This paper will discuss recent research carried out in the context of two grant projects: ‘Poetry and Contingency’ (funded by a Social Sciences and Humanities Research Council of Canada [SSHRC] Insight Development Grant – Digital Economy Priority Area) and ‘Applying search and stylometry techniques to OED2 and poetic text corpora’ (funded by a UWaterloo SSHRC Institutional Grant). It will discuss the processes and methods developed for analyzing and comparing large, heterogeneous text datasets, as well as preliminary results of these analyses and their applications in and implications for traditional literary studies. With implications for digital humanities research, computational approaches to language and literature, linguistics, lexicography, poetics, and literary criticism, the paper will address conference themes of ‘cultures, languages, and methods’ and several of their intersections.
The Oxford English Dictionary (OED) is widely considered to be the greatest philological and lexicographical achievement in English.

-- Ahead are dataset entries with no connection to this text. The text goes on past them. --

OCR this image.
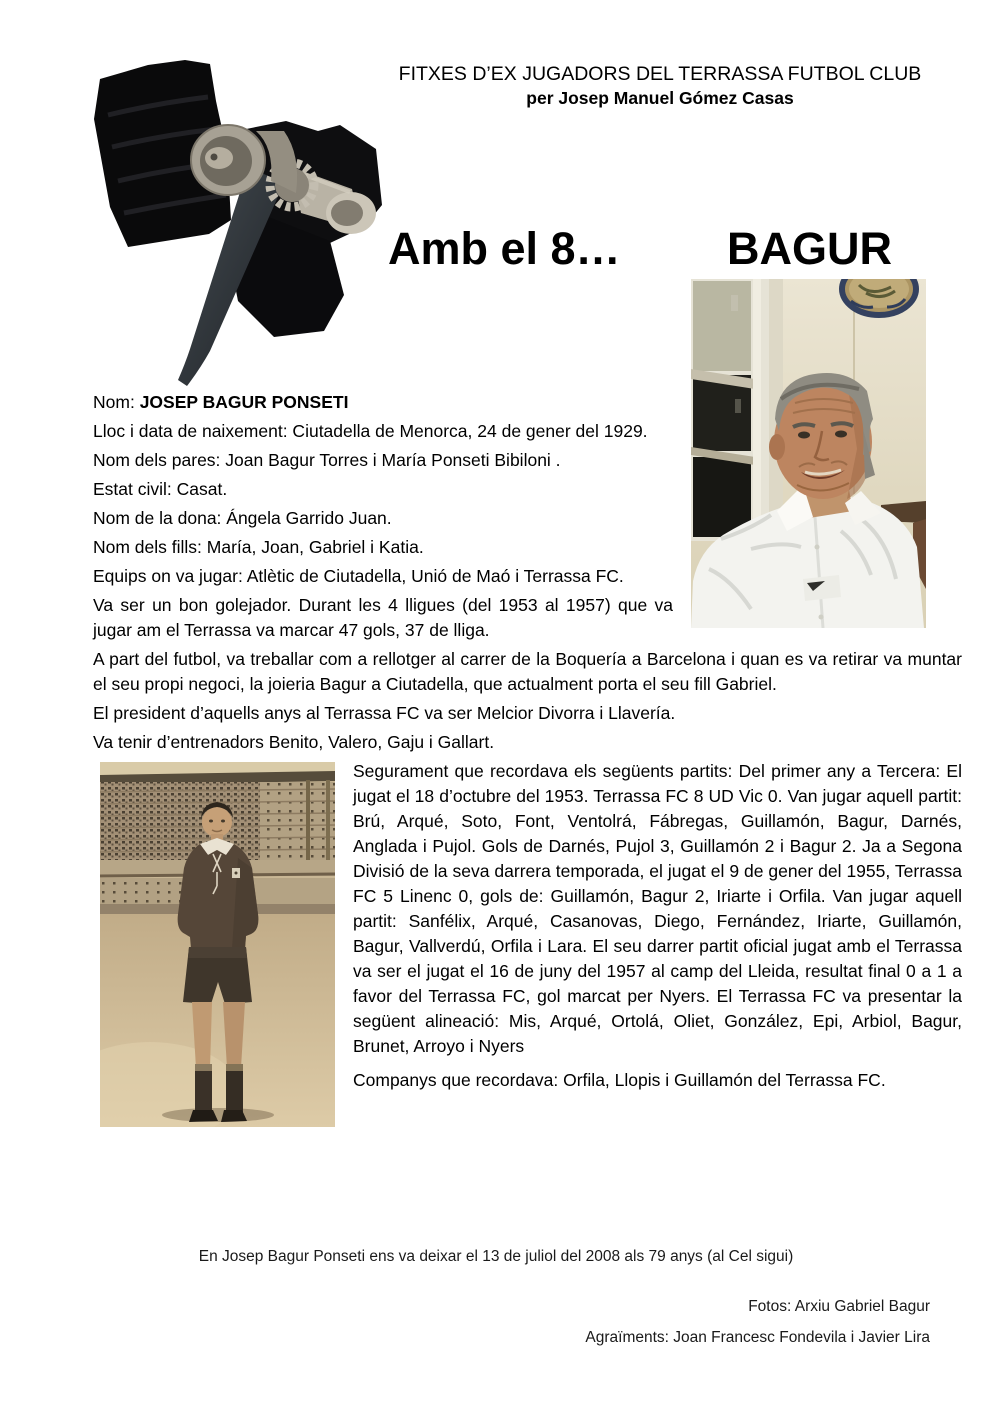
FITXES D’EX JUGADORS DEL TERRASSA FUTBOL CLUB
per Josep Manuel Gómez Casas
Amb el 8… BAGUR

Nom: JOSEP BAGUR PONSETI

Lloc i data de naixement: Ciutadella de Menorca, 24 de gener del 1929.

Nom dels pares: Joan Bagur Torres i María Ponseti Bibiloni .

Estat civil: Casat.

Nom de la dona: Ángela Garrido Juan.

Nom dels fills: María, Joan, Gabriel i Katia.

Equips on va jugar: Atlètic de Ciutadella, Unió de Maó i Terrassa FC.

Va ser un bon golejador. Durant les 4 lligues (del 1953 al 1957) que va jugar am el Terrassa va marcar 47 gols, 37 de lliga.

A part del futbol, va treballar com a rellotger al carrer de la Boquería a Barcelona i quan es va retirar va muntar el seu propi negoci, la joieria Bagur a Ciutadella, que actualment porta el seu fill Gabriel.

El president d’aquells anys al Terrassa FC va ser Melcior Divorra i Llavería.

Va tenir d’entrenadors Benito, Valero, Gaju i Gallart.

Segurament que recordava els següents partits: Del primer any a Tercera: El jugat el 18 d’octubre del 1953. Terrassa FC 8 UD Vic 0. Van jugar aquell partit: Brú, Arqué, Soto, Font, Ventolrá, Fábregas, Guillamón, Bagur, Darnés, Anglada i Pujol. Gols de Darnés, Pujol 3, Guillamón 2 i Bagur 2. Ja a Segona Divisió de la seva darrera temporada, el jugat el 9 de gener del 1955, Terrassa FC 5 Linenc 0, gols de: Guillamón, Bagur 2, Iriarte i Orfila. Van jugar aquell partit: Sanfélix, Arqué, Casanovas, Diego, Fernández, Iriarte, Guillamón, Bagur, Vallverdú, Orfila i Lara. El seu darrer partit oficial jugat amb el Terrassa va ser el jugat el 16 de juny del 1957 al camp del Lleida, resultat final 0 a 1 a favor del Terrassa FC, gol marcat per Nyers. El Terrassa FC va presentar la següent alineació: Mis, Arqué, Ortolá, Oliet, González, Epi, Arbiol, Bagur, Brunet, Arroyo i Nyers

Companys que recordava: Orfila, Llopis i Guillamón del Terrassa FC.

En Josep Bagur Ponseti ens va deixar el 13 de juliol del 2008 als 79 anys (al Cel sigui)
Fotos: Arxiu Gabriel Bagur
Agraïments: Joan Francesc Fondevila i Javier Lira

The core of the work is its 2.5 million quotations, a significant portion of them from poetic and other literary texts, which both shape and illustrate the various sense definitions of roughly 600,000 English words and word forms. Conversely, since its publication, poets have relied on the OED to guide their deployments and arrangements of English words in poems. This reciprocal intertextuality has led to two striking facts which have received insufficient scholarly attention: 1) that the OED’s definitions of English words depend to a significant degree on poetic language, which is striking because by any standard account, poetic usage tends away from the denotative or definitional and towards the connotative and metaphorical; and 2) that much English poetry of the last hundred years contains a philological, etymological, and lexicographical dimension, informed by the OED.
Although the Second Edition of the OED (Murray et al. 1989) was among the earliest large books to be presented to public and academic communities in digitized, marked-up form, and despite the ongoing comprehensive rewriting of the Dictionary (Simpson & Weiner 2000-) no version has ever been marked for quotation genre, meaning that until now the reciprocal influences between dictionary and author have been difficult to identify, and impossible or impracticable to quantify with reference to specific literary genres (e.g. poetry or verse drama, etc.). My projects use the 1989 electronic OED2, digitized at the University of Waterloo, alongside electronic corpora of poetry, derived from Project Gutenberg, Chadwyck-Healey, and other datasets, to generate quantitative and qualitative assessments in two broad fields of inquiry: 1) What has been the influence of poetry on the English language’s most comprehensive lexicographical work? and 2) What influence has the OED had on English-language poetry?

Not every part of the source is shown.